The solo project of Annelotte de Graaf, her days usually spent as a legal aide at the UN war crimes tribunal, Amber Arcades debut full-length is the result of her emptying her savings of $12,000 and jumping on a plane to from Utrecht to New York.
Recorded with a band assembled from Boston psych-poppers Quilt – whose Shane Butler and Keven Lareau contribute guitar and bass – and New Jersey janglers Real Estate (in the shape of drummer Jackson Pollis), Fading Lines has ten tracks of gauzy, echo-laden indie-pop for the desk-bound daydreamer.

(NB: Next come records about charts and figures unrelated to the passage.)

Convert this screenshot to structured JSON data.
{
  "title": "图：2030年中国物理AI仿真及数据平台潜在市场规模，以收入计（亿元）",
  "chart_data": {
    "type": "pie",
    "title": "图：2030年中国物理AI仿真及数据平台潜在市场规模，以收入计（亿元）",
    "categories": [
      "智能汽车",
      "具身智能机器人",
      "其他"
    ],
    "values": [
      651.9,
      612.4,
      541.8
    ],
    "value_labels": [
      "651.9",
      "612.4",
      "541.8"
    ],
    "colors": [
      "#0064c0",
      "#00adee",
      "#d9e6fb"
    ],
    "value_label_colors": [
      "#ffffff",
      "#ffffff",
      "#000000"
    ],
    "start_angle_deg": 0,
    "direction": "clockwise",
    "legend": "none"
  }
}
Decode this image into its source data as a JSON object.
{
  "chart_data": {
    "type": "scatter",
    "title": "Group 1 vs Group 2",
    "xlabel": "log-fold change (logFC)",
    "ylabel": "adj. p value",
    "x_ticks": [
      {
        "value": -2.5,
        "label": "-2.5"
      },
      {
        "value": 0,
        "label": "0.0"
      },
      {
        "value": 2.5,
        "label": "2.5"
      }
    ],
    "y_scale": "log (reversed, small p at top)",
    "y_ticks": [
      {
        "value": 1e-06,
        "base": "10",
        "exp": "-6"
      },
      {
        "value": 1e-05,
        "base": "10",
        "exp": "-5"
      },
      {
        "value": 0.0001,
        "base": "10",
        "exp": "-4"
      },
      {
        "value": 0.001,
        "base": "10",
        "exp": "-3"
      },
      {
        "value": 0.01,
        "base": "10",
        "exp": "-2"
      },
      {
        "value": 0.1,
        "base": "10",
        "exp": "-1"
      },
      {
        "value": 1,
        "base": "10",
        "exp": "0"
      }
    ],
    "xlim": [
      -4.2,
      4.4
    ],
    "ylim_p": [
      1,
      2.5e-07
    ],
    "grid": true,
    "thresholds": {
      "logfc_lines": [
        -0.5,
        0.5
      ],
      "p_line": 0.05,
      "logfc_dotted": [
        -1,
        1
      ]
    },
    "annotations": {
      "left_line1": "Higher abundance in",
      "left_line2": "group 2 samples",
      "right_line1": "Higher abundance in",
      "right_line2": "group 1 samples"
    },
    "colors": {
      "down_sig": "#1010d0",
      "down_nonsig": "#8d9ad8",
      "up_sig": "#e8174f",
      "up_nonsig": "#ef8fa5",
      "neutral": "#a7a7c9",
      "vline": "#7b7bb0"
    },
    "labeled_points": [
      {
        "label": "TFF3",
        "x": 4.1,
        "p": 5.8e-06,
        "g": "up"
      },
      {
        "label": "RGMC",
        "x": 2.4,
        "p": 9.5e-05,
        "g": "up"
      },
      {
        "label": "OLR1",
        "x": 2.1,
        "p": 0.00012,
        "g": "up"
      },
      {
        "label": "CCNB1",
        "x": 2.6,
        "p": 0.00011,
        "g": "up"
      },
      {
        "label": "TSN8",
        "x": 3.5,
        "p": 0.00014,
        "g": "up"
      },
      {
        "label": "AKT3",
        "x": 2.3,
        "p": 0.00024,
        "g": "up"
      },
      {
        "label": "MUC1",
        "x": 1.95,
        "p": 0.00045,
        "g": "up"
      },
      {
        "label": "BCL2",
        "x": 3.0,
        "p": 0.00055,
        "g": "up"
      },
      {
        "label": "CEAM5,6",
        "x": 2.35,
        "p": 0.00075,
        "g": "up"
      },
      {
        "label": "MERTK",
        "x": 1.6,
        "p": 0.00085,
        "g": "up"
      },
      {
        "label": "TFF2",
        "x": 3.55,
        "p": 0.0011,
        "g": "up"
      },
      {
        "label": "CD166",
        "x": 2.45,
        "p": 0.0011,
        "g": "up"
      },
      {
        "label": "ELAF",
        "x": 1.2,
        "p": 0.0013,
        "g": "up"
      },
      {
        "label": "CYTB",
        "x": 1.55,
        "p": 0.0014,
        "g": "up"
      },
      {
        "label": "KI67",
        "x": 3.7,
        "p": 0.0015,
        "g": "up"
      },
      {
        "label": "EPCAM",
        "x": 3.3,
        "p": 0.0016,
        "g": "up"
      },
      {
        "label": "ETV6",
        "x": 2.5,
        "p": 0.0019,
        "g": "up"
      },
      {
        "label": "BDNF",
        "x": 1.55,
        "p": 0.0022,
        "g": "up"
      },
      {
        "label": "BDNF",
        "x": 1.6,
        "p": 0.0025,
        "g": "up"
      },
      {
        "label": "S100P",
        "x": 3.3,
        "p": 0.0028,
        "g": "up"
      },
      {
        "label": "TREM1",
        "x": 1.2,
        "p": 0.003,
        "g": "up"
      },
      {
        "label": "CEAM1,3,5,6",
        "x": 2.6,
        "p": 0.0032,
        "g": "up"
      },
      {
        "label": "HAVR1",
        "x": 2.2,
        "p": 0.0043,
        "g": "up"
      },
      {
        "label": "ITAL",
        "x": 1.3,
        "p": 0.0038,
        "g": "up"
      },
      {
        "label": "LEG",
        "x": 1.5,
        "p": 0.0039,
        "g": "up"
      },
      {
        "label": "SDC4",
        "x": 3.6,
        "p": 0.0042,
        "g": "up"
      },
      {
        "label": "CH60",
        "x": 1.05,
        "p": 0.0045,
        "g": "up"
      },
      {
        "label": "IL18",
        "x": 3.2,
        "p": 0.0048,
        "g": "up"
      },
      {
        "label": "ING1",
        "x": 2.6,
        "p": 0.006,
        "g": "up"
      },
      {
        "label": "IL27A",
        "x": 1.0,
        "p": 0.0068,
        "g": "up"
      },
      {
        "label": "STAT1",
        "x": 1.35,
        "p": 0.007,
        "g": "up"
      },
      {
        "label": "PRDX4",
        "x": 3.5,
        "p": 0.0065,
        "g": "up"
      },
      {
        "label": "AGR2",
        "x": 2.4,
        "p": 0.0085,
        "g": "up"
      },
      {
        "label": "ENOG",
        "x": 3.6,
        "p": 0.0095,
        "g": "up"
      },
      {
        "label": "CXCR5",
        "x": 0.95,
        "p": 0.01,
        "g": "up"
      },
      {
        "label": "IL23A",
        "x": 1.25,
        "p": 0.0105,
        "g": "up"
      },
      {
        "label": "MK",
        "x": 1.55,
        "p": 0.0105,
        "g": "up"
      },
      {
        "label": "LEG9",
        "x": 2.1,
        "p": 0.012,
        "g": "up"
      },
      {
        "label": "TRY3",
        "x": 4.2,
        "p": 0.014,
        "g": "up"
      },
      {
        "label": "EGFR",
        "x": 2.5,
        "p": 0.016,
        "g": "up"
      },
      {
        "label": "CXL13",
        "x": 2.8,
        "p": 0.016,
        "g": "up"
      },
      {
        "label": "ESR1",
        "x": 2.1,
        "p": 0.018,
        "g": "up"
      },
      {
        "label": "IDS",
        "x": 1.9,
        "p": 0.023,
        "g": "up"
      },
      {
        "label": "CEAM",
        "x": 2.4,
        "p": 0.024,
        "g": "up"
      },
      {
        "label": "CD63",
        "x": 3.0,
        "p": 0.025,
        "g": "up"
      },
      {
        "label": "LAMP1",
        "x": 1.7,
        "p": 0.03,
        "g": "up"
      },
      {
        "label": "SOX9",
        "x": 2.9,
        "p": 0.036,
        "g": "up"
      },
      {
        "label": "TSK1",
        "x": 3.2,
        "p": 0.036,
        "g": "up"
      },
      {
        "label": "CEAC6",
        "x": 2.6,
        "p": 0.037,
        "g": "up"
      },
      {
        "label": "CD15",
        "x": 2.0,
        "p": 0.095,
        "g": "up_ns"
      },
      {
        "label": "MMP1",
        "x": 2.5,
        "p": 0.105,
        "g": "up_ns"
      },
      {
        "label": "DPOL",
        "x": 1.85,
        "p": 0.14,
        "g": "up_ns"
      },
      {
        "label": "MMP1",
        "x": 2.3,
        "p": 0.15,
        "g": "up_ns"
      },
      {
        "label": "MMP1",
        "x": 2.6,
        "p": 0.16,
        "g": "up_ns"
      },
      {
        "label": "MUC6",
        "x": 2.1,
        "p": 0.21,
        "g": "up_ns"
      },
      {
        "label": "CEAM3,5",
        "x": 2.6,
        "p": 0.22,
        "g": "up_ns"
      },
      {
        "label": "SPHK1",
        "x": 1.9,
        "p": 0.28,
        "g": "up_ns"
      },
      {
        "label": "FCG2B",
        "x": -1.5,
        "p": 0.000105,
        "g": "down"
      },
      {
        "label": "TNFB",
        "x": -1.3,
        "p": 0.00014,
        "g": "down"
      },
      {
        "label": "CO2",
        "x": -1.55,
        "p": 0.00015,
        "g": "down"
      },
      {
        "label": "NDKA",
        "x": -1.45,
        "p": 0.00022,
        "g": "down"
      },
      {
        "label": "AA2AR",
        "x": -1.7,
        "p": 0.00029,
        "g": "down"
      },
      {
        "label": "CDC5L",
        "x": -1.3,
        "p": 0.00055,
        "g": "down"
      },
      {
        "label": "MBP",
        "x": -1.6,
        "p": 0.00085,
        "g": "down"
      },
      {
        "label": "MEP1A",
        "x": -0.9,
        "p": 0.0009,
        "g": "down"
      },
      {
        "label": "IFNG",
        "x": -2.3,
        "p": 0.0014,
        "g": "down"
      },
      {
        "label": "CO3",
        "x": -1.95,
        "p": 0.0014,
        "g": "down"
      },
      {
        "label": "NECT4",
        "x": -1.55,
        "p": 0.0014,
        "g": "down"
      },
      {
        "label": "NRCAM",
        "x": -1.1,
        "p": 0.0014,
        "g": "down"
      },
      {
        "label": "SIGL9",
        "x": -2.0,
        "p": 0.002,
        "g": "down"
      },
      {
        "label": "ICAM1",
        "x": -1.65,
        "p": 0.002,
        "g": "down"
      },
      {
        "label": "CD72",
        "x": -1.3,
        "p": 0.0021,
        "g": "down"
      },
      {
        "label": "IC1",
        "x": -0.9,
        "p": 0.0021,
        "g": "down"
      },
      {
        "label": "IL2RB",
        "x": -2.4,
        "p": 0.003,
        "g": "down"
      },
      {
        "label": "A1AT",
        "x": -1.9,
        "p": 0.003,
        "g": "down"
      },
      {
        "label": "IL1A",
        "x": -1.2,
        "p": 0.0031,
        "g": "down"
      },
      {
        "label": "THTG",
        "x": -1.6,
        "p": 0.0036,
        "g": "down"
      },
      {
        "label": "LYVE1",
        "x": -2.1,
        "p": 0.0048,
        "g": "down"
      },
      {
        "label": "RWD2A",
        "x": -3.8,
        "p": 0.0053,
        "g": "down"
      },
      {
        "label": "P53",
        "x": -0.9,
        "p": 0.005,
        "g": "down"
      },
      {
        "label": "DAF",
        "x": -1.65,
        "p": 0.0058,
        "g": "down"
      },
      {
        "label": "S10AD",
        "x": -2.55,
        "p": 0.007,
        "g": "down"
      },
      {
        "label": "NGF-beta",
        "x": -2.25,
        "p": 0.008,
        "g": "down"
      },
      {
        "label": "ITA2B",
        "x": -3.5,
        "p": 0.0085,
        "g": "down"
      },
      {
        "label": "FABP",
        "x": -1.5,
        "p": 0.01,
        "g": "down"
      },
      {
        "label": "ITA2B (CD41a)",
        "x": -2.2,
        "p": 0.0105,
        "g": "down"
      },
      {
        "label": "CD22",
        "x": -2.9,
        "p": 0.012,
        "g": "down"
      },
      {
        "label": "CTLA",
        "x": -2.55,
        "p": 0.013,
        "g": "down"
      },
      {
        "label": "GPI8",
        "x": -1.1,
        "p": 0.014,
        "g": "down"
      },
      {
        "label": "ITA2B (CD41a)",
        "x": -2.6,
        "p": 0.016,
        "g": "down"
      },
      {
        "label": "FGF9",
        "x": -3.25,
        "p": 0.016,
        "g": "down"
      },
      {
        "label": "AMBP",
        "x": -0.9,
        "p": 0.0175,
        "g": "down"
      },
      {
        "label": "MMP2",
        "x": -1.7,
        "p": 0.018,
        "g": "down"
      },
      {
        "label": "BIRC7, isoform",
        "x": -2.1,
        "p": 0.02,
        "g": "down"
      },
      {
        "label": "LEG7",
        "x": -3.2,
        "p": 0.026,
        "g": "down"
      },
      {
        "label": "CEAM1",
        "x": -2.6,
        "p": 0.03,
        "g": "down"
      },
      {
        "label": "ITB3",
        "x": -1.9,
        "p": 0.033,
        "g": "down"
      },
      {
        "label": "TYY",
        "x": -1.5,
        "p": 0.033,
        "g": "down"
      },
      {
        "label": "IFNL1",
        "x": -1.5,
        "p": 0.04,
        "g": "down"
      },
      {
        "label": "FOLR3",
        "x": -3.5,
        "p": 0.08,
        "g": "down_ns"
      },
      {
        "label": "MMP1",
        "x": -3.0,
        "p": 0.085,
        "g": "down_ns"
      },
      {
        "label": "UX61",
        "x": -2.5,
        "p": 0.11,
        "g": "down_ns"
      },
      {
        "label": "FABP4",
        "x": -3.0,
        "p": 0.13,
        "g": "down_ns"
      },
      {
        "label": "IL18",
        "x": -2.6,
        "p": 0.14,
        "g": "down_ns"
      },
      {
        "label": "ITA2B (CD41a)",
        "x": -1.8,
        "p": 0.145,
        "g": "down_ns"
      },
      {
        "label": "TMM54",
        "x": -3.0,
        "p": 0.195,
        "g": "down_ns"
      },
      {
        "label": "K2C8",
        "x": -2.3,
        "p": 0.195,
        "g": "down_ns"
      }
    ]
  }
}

Opener Come With Me extends a welcoming finger with layered, out-of-phase guitars and an off-kilter verse – de Graaf’s light, honeyed voice slightly buried in the mix – soaring into a chorus which veers the right side of staid.
Some other striking touches pepper the first six or seven tracks. There’s the watery swirl that introduces the fragile Constant’s Dream, which has some of the hushed grandeur of Mazzy Star, whose Hope Sandoval de Graaf occasionally recalls; the brittle drum machine, haunted vocals and Stand By Me bass of the excellent Perpetuum Mobile, as lush a salute to Broadcast as you could hope for, and the ghostly organ and distant slide guitar adorning the muted, Velvets-like Apophenia.
All too often, though, it’s a little weightless, washing over you pleasantly enough but, if grasped, falling between the fingers like so much glistening sand. Although there’s nothing particularly bad here, Right Now and the title track don’t do much to hold their heads above the pleasantly jangling waters peopled by de Graaf’s bandmates, while I Will Follow plods a little wearily.
But the last few songs suggest that Amber Arcades will have more interesting things to say: This Time sways like a twinkling, woozy Dusty Springfield lullaby, while the understated closer White Fuzz expands on the skeletal take that appeared on last year’s Patiently EP, half-drowned in shimmering tremolo.
Perhaps best of all, though, there’s the insistent pulse of lead track Turning Light, which weds thudding Suicide beats to steady, rolling bass and lambent, stringlike synth, bringing a lightness of touch to the rather overworked motorik sound.
Enticing, if inconsistent, this seems to be an album that de Graaf had dreamed of making, building on the pretty, prosaic folk-pop of her self-titled EP in 2013. On the promise shown here, we should hope that she keeps dreaming.